The Vertical Horizontal Filter value is calculated using the following formula:

\[ VHF = { { (Maximum\ Price - Minimum\ Price) } \over { \sum \vert{ Current\ Price - Previous\ Price }\vert } } \]

(\(Maximum\) \(Price\)\(Minimum\) \(Price\)) – the price range, calculated as the difference between the highest and lowest prices over a specific period

\(\Sigma\) |\(Currect\) \(Price\)\(Previous\) \(Price\)| – the cumulative price movement, representing the sum of the absolute value of the price changes for each day within the same period

Interpretation

The 14-period and closing prices are used by default to calculate the VHF value.

The following interpretations of the indicator are generally applicable:

  • Rising/falling. A rising VHF value indicates increasing trend strength and potential market momentum. This suggests that prices are moving in a consistent direction, which can be interpreted as a bullish (if rising) or bearish (if falling) trend. Conversely, a falling VHF value may signal weakening trend strength, suggesting the market could be transitioning to a ranging phase.

  • Divergence/convergence. If prices are making new highs while the VHF is declining, it may suggest weakening momentum and a potential trend reversal. If prices are making new lows and the VHF is rising, it could indicate a potential bullish reversal.

  • Breakouts. When the VHF rises above 1, it typically indicates a strong breakout, suggesting that the market is trending decisively in one direction. If the VHF drops below 0.5, it can signal that the market is entering a ranging phase, indicating a potential breakout opportunity when the VHF starts to rise again.

Application

  • Buy signal. A potential buying opportunity occurs when the VHF rises above 1, indicating a strong upward trend. Traders may enter a long position, especially if the price is also above a key moving average, signalling bullish momentum.

  • Sell signal. A potential selling opportunity arises when the VHF falls below 0.5, suggesting a potential trend reversal or a ranging market. Traders may consider entering short positions if the price is below a moving average, indicating bearish momentum.

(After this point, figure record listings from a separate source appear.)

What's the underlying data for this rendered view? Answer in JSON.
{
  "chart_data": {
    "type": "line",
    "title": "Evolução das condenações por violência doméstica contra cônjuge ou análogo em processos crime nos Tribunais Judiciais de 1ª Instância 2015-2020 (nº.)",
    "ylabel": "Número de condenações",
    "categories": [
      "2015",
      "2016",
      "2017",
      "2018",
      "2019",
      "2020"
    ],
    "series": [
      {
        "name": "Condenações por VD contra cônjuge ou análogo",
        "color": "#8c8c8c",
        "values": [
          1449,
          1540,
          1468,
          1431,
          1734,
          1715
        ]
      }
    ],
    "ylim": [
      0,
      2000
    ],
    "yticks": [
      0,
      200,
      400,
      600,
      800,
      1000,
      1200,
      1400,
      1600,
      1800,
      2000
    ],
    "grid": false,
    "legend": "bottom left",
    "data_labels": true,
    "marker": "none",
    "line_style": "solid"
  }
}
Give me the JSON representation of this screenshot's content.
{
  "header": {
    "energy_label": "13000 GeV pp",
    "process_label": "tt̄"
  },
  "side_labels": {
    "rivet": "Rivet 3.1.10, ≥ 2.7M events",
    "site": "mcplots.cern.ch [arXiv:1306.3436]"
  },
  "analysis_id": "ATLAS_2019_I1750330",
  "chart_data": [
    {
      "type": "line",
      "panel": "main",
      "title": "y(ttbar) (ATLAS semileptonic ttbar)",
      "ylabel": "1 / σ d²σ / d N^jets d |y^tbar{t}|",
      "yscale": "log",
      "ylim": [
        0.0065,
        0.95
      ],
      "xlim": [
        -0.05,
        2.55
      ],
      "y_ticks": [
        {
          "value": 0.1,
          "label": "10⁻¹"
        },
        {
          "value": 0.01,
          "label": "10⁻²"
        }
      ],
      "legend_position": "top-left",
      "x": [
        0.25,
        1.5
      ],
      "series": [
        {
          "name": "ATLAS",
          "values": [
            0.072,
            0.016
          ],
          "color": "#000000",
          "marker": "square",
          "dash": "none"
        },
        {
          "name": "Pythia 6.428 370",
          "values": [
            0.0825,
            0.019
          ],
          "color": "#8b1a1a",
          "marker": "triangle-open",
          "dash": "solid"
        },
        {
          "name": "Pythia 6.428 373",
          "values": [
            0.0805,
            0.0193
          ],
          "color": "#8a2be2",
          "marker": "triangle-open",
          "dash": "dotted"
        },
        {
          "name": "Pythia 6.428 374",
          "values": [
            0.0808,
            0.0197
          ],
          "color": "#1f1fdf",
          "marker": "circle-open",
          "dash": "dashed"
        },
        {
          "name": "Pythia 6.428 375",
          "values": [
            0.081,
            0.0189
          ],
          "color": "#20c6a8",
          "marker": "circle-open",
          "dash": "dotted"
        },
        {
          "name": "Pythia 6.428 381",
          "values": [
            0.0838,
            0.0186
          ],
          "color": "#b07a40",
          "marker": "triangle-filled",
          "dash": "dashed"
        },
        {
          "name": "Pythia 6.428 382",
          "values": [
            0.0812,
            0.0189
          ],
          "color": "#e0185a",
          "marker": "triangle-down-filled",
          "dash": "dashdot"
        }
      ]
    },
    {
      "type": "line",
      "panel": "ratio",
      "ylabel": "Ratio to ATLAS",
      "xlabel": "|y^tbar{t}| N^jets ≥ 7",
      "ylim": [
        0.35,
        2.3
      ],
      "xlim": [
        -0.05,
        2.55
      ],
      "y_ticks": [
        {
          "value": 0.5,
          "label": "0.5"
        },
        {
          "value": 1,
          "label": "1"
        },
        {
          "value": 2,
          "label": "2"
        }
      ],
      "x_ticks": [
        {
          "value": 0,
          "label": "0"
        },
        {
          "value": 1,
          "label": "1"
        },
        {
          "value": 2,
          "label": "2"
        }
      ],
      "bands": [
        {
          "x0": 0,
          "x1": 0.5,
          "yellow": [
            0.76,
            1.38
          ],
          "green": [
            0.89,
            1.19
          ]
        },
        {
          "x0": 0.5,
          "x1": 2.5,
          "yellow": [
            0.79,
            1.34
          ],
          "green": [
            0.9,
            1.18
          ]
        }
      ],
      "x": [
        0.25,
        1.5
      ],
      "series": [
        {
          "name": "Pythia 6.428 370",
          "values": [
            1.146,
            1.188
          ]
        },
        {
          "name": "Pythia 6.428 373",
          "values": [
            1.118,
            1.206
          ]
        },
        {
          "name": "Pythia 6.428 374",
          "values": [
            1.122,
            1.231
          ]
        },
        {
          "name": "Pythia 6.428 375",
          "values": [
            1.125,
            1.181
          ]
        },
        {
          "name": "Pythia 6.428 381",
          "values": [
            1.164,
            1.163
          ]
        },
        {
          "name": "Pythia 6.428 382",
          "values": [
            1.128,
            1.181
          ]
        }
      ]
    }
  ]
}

  • Stop-loss placement. For long positions, a stop loss can be placed below the most recent swing low or a significant support level, considering the VHF indicator to assess the trend strength. For short positions, a stop loss should be placed above the most recent swing high or resistance level, using the VHF to gauge whether the market may reverse.

  • Exit strategies. Traders may exit long positions when the VHF begins to fall significantly (below 1), indicating a weakening trend. For short positions, exiting can occur when the VHF rises significantly (above 0.5), suggesting a potential bullish reversal.

  • Confirming trades. The VHF can be combined with indicators like Simple Moving Average (SMA) or Relative Strength Index (RSI) for enhanced trading signals. For example, when the VHF is above its SMA, it confirms a strong trend, reinforcing long positions when the price crosses above the SMA. Conversely, a price crossover below the SMA with a declining VHF signals a sell, improving trade reliability.

Note

You can take advantage of algo trading, with cBots executing trades based on the signals from this indicator, as shown in our examples. Learn more about how to use indicators in cBots.

Limitations

The VHF may produce false signals in choppy or low-volatility markets, leading to premature entries or exits. It also relies on historical price data, which can lag in rapidly changing conditions. Additionally, the VHF may not perform well in sideways markets, potentially providing limited insight into price direction during such phases.

Summary

The Vertical Horizontal Filter is a technical analysis indicator used to assess trend strength by comparing price range to price changes over a specified period. A rising VHF indicates strong momentum, while a declining value suggests market ranging. Traders can use the VHF to identify potential buy and sell signals, enhancing decision-making. It serves as a valuable tool for evaluating market conditions and improving trading strategies based on trend dynamics.